# In one dimension there are no degenerate bound states?

1. Jul 16, 2011

### epsilonjon

Hi.

In the book i'm reading i've come to a question regarding degenerate states in one dimension. It says that in one dimension there are no degenerate bound states.

But say I have a stationary state with some energy E, and assume that it is normalizable. You can easily show that the complex conjugate of this state also solves the time-independent Schrodinger eq with the same energy E. The conjugate state must also be normalizable, and as far as I can tell the two are linearly independent?

Does that not disprove the statement? Where am I going wrong in my thinking here?

Thanks,
Jon.

Last edited: Jul 16, 2011
2. Jul 18, 2011

### SpectraCat

A wavefunction and it's complex conjugate differ only in their phase. For a stationary state, the phase is rotating with time anyway, so the complex conjugate is just a time-shift of $\frac{\pi}{2}$ relative to the original state. In other words, there is no distinction between the state and its complex conjugate in the context you are describing. They are effectively the same state, not two degenerate states.

3. Jul 20, 2011

### epsilonjon

Okay, I think...

I don't see how the complex conjugate of a stationary state is just a time shift of $\frac{\pi}{2}$ though? I am thinking of stationary state as just a vector on an Argand diagram, rotating with speed given by its energy? If I take the wavefunction and then think of another one $\frac{\pi}{2}$ ahead or behind it, the two aren't conjugate are they?

Sorry if i'm misunderstanding.

4. Jul 20, 2011

### kith

ψ and ψ* rotate in different directions in the complex plane, so the phase difference is not constant.

The essence of SpectraCat's answer remains unchanged: as long as two wavefunctions differ only in phase, they represent the same state.

5. Jul 20, 2011

### SpectraCat

The point of my answer is that you can obtain $\psi^*$ from a simple phase rotation of $\psi$, therefore since the phase of a stationary state is rotating with time anyway, there is no way to tell the difference between $\psi$ and $\psi^*$ in a given problem.
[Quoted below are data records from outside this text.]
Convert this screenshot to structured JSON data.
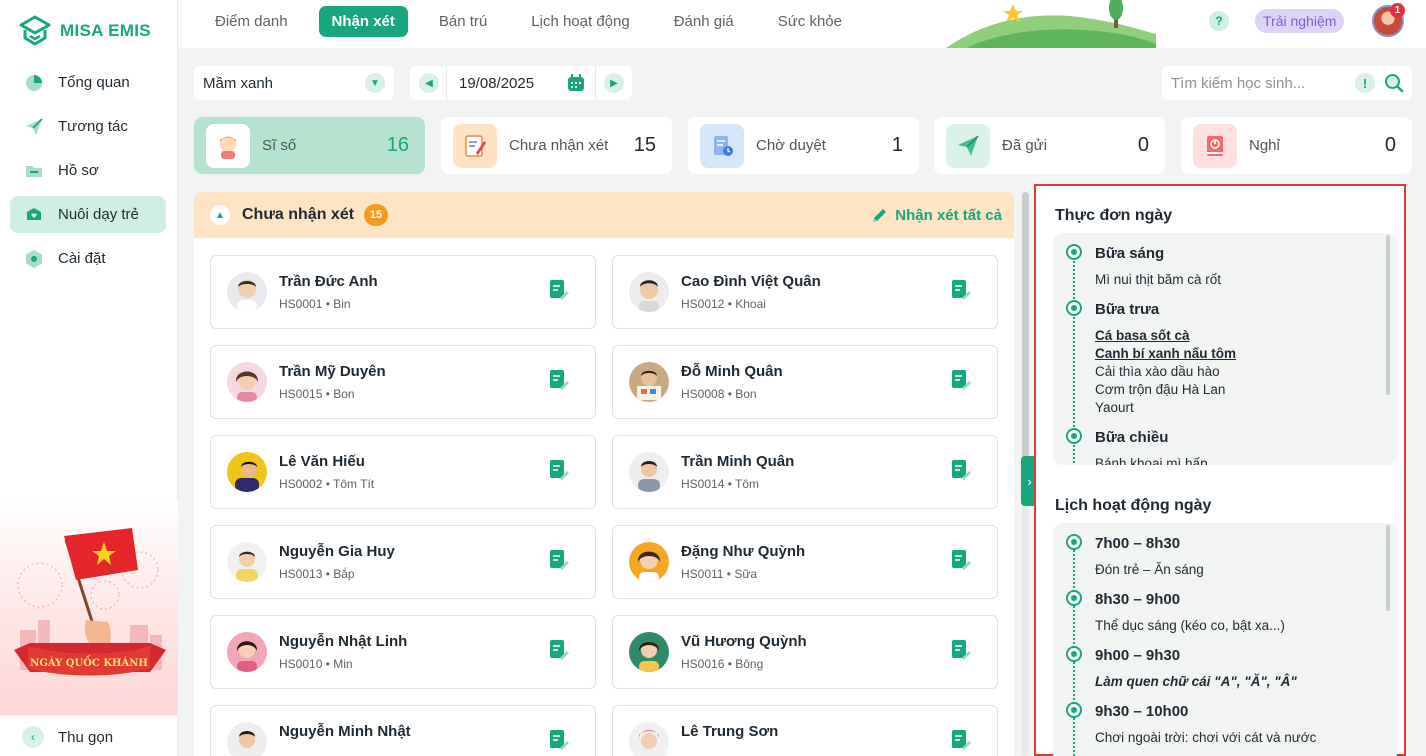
{
  "app": {
    "logo_text": "MISA EMIS"
  },
  "sidebar": {
    "items": [
      {
        "label": "Tổng quan",
        "icon": "pie-chart-icon",
        "active": false
      },
      {
        "label": "Tương tác",
        "icon": "paper-plane-icon",
        "active": false
      },
      {
        "label": "Hồ sơ",
        "icon": "folder-icon",
        "active": false
      },
      {
        "label": "Nuôi dạy trẻ",
        "icon": "heart-icon",
        "active": true
      },
      {
        "label": "Cài đặt",
        "icon": "gear-icon",
        "active": false
      }
    ],
    "promo_text": "NGÀY QUỐC KHÁNH",
    "collapse_label": "Thu gọn"
  },
  "topbar": {
    "tabs": [
      "Điểm danh",
      "Nhận xét",
      "Bán trú",
      "Lịch hoạt động",
      "Đánh giá",
      "Sức khỏe"
    ],
    "active_tab": "Nhận xét",
    "help": "?",
    "trial_label": "Trải nghiệm",
    "notification_count": "1"
  },
  "filters": {
    "class_value": "Mầm xanh",
    "date_value": "19/08/2025",
    "search_placeholder": "Tìm kiếm học sinh..."
  },
  "stats": [
    {
      "label": "Sĩ số",
      "value": "16",
      "icon": "student-icon",
      "active": true
    },
    {
      "label": "Chưa nhận xét",
      "value": "15",
      "icon": "clipboard-pen-icon",
      "active": false
    },
    {
      "label": "Chờ duyệt",
      "value": "1",
      "icon": "document-pending-icon",
      "active": false
    },
    {
      "label": "Đã gửi",
      "value": "0",
      "icon": "send-icon",
      "active": false
    },
    {
      "label": "Nghỉ",
      "value": "0",
      "icon": "power-book-icon",
      "active": false
    }
  ],
  "section": {
    "title": "Chưa nhận xét",
    "count": "15",
    "action_label": "Nhận xét tất cả"
  },
  "students": [
    {
      "name": "Trần Đức Anh",
      "sub": "HS0001 • Bin"
    },
    {
      "name": "Cao Đình Việt Quân",
      "sub": "HS0012 • Khoai"
    },
    {
      "name": "Trần Mỹ Duyên",
      "sub": "HS0015 • Bon"
    },
    {
      "name": "Đỗ Minh Quân",
      "sub": "HS0008 • Bon"
    },
    {
      "name": "Lê Văn Hiếu",
      "sub": "HS0002 • Tôm Tít"
    },
    {
      "name": "Trần Minh Quân",
      "sub": "HS0014 • Tôm"
    },
    {
      "name": "Nguyễn Gia Huy",
      "sub": "HS0013 • Bắp"
    },
    {
      "name": "Đặng Như Quỳnh",
      "sub": "HS0011 • Sữa"
    },
    {
      "name": "Nguyễn Nhật Linh",
      "sub": "HS0010 • Min"
    },
    {
      "name": "Vũ Hương Quỳnh",
      "sub": "HS0016 • Bông"
    },
    {
      "name": "Nguyễn Minh Nhật",
      "sub": ""
    },
    {
      "name": "Lê Trung Sơn",
      "sub": ""
    }
  ],
  "menu": {
    "title": "Thực đơn ngày",
    "meals": [
      {
        "name": "Bữa sáng",
        "dishes": [
          "Mì nui thịt băm cà rốt"
        ]
      },
      {
        "name": "Bữa trưa",
        "dishes": [
          "Cá basa sốt cà",
          "Canh bí xanh nấu tôm",
          "Cải thìa xào dầu hào",
          "Cơm trộn đậu Hà Lan",
          "Yaourt"
        ]
      },
      {
        "name": "Bữa chiều",
        "dishes": [
          "Bánh khoai mì hấp"
        ]
      }
    ]
  },
  "schedule": {
    "title": "Lịch hoạt động ngày",
    "items": [
      {
        "time": "7h00 – 8h30",
        "activity": "Đón trẻ – Ăn sáng"
      },
      {
        "time": "8h30 – 9h00",
        "activity": "Thể dục sáng (kéo co, bật xa...)"
      },
      {
        "time": "9h00 – 9h30",
        "activity": "Làm quen chữ cái \"A\", \"Ă\", \"Â\""
      },
      {
        "time": "9h30 – 10h00",
        "activity": "Chơi ngoài trời: chơi với cát và nước"
      }
    ]
  },
  "colors": {
    "accent": "#17a67d",
    "highlight": "#e03a3a",
    "orange": "#f59a1b"
  }
}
In other cases where you are actually dealing with degenerate states, there is always a way to break the degeneracy (e.g. by application of an external field), so you can prove that there are actually two distinct states involved.

6. Jul 20, 2011

### genneth

I have to jump in and be pendantic and point out that in general, the complex conjugate is not necessarily a valid solution of the Schrödinger equation. In the cases where it is, there is always some extra symmetry which causes it. The degenerate case where the wavefunction is/can be entirely real is special, as SpectraCat has tried to explain, since then they are the same function, modulo some phase.

7. Jul 20, 2011

### epsilonjon

Thanks guys. I get the point you're making now.